Chances are today you know exactly what a hipster is. You most likely know one, if you’re not one by extension yourself. The meteoric rise of minimalist branding, purveyors of fine goods, boat shoes, fixed-gear bikes, veganism, alternative music and vintage fashion are all staples of today’s middle class youth. The most peculiar part of this evolution is that what started as an underground shunning of mass culture has been usurped by mass culture itself.
Previously, assuming the status of a hipster was an idealistic identity toolkit for grooming a sense of individuality, morality and purpose in the face of over-globalisation, and the sinking feeling that culture had nowhere left to run. Once upon a time, hipster was a dirty word. To a few, it still is. To marketers, it became a life-saving commercial vantage point that opened up post-GFC to an increasingly scathing and apathetic young middle class.
My exposure to the hipster-laden design industry has given me a fair insight into how this commoditisation occurred. The middle-class consumer barriers of skepticism and cynicism are easily broken down in the face of the hipster aesthetic and ideals. Veiling a product with authenticity, individuality and moral superiority is the answer to nefarious greed and aspirational excess. Today, the stratospheric cachet of hipster culture not only makes sense, but retrospectively could be viewed as an utterly linear middle-class cultural endgame.
The vice of the hipster machine is evident in almost every facet of design culture today. Services like Creative Market illustrate that these ideals can be bought and sold, with disingenuous regard for the values they supposedly sell. Old-world logo templates, retro typefaces and vintage textures all perpetuate the values of yesteryear. Stores such as Pigeonhole, who have come from humble beginnings, are now a commoditised mecca for the hipster lifestyle and mass appeal. Film cameras, quirky jewellery and vintage clothes are no longer treasures of a select few; they are pedestrian goods by today’s standards.
The status quo of hipster-centric businesses is to be a purveyor of fine goods, a merchant or a CO (read: company). Everything is dripping in nostalgia, irony, and ascetic minimalist prowess. But is this truly progress toward authenticity and altruism when seen in such commercial magnitude? Inevitably, the norm isn’t being subverted anymore, only preserved and replicated. This has to be one of the most perplexing and paradoxical examples of cultural bandwagoning ever witnessed from an anthropological perspective – a counterculture that by gaining traction in popularity has ironically (so, perhaps fittingly) defeated its own ideals.
Being a hipster is a jaded statement of a generation who’d rather be any place but now. The accessibility of this ideal speaks almost universally to the new generation of twenty-somethings disengaged by middle-class woes. But now that obscurity is mainstream, purported authenticity feels inauthentic, nostalgia seems abjectly like the present, and every spark of individuality is followed by mimicry.
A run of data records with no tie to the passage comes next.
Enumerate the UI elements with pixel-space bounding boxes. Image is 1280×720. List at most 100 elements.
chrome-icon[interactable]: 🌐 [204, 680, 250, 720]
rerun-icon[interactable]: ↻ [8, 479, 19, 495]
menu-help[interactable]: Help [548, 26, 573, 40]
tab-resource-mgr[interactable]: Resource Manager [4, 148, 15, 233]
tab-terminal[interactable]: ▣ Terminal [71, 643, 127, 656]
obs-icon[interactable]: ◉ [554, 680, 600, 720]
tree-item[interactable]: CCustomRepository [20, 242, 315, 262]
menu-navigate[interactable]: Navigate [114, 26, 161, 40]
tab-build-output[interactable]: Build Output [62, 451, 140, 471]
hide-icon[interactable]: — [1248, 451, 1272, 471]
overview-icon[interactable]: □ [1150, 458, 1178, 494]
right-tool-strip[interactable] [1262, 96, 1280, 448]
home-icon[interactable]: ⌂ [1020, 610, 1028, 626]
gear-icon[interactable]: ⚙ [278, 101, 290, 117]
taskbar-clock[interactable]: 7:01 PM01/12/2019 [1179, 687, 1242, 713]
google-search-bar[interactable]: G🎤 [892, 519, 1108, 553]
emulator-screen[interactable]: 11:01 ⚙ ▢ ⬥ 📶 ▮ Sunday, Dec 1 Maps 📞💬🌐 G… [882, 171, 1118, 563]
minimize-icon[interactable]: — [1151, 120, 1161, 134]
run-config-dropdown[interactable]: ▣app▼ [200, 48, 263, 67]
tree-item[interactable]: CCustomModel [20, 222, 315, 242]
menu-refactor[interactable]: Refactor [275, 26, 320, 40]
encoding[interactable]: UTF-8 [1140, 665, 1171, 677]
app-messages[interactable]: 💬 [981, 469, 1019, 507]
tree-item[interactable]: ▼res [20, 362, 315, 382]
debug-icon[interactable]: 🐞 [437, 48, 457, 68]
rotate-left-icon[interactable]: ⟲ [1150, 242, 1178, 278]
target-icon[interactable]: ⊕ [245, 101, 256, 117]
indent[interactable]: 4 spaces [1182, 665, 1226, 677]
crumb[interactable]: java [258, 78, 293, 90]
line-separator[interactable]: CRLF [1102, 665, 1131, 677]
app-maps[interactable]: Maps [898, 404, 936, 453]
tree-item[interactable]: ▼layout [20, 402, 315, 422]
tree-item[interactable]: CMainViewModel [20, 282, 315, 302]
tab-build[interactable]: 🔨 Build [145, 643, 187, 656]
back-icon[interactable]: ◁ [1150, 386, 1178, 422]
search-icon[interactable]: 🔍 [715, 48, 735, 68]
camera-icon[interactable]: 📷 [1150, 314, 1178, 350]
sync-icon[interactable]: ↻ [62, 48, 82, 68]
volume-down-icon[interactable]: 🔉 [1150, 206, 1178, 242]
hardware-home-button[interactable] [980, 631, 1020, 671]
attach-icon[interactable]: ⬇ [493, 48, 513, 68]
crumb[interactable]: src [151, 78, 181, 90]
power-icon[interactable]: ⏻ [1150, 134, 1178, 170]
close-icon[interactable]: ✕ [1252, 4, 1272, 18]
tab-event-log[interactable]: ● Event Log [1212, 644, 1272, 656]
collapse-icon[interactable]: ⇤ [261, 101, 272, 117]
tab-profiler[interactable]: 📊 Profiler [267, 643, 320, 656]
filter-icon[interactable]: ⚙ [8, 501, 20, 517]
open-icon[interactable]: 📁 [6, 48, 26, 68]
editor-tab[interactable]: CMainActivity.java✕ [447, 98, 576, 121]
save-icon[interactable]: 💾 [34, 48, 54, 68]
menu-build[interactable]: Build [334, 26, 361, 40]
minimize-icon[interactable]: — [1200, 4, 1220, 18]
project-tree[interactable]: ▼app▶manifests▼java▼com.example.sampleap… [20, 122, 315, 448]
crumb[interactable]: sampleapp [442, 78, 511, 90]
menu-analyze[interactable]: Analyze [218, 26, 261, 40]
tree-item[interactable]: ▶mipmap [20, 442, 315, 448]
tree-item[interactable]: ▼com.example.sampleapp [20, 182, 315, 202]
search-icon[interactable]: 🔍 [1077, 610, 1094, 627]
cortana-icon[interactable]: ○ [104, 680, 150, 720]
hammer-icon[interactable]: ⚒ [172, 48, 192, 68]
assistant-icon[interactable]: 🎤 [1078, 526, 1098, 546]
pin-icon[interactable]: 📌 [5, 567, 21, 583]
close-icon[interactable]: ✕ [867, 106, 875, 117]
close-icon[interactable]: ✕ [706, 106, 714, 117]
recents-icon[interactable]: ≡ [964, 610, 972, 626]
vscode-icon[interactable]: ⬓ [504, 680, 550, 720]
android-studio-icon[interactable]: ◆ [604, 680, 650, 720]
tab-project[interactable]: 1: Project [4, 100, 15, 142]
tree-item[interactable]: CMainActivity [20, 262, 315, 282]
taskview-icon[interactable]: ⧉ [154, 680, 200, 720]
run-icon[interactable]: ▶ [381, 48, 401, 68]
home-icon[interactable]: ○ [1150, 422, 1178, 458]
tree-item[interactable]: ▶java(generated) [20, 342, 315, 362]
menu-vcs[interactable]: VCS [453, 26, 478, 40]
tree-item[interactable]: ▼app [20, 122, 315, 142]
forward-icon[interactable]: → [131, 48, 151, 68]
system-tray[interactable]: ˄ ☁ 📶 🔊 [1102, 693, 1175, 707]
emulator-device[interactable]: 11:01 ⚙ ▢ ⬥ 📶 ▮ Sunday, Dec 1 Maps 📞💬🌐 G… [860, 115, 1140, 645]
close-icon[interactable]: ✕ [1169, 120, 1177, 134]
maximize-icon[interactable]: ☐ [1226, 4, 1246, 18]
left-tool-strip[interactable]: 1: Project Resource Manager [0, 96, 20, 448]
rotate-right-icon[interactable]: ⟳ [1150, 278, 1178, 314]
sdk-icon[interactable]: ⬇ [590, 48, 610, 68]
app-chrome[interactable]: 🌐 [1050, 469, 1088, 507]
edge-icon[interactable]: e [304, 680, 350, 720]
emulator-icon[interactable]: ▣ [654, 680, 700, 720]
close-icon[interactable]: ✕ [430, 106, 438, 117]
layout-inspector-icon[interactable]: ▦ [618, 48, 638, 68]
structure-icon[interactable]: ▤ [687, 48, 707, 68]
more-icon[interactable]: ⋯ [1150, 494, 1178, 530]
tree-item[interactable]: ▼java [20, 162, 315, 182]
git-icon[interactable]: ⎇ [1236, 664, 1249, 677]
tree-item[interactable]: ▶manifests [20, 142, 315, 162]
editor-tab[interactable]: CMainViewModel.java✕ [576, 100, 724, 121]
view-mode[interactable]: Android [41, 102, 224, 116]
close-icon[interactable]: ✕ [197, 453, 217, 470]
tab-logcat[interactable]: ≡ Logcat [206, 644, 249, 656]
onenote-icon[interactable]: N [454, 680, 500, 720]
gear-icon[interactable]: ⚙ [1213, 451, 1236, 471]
All we are left with is perhaps the sourest social irony of all; hipsters are now merely a contradiction. The abrupt commonality of taste between hipsters has left many with a very diluted sense of identity. For a culture that centers itself on eclecticism, it’s a quandary that we’ve all ended up looking, acting and purchasing uniformly.
I think I can wholly empathise now with James Murphy, when he sang of losing his edge. There is a certain bitterness and dismay to seeing a mirror image of yourself in hordes of other people – but I feel the irony is lost on me somewhere.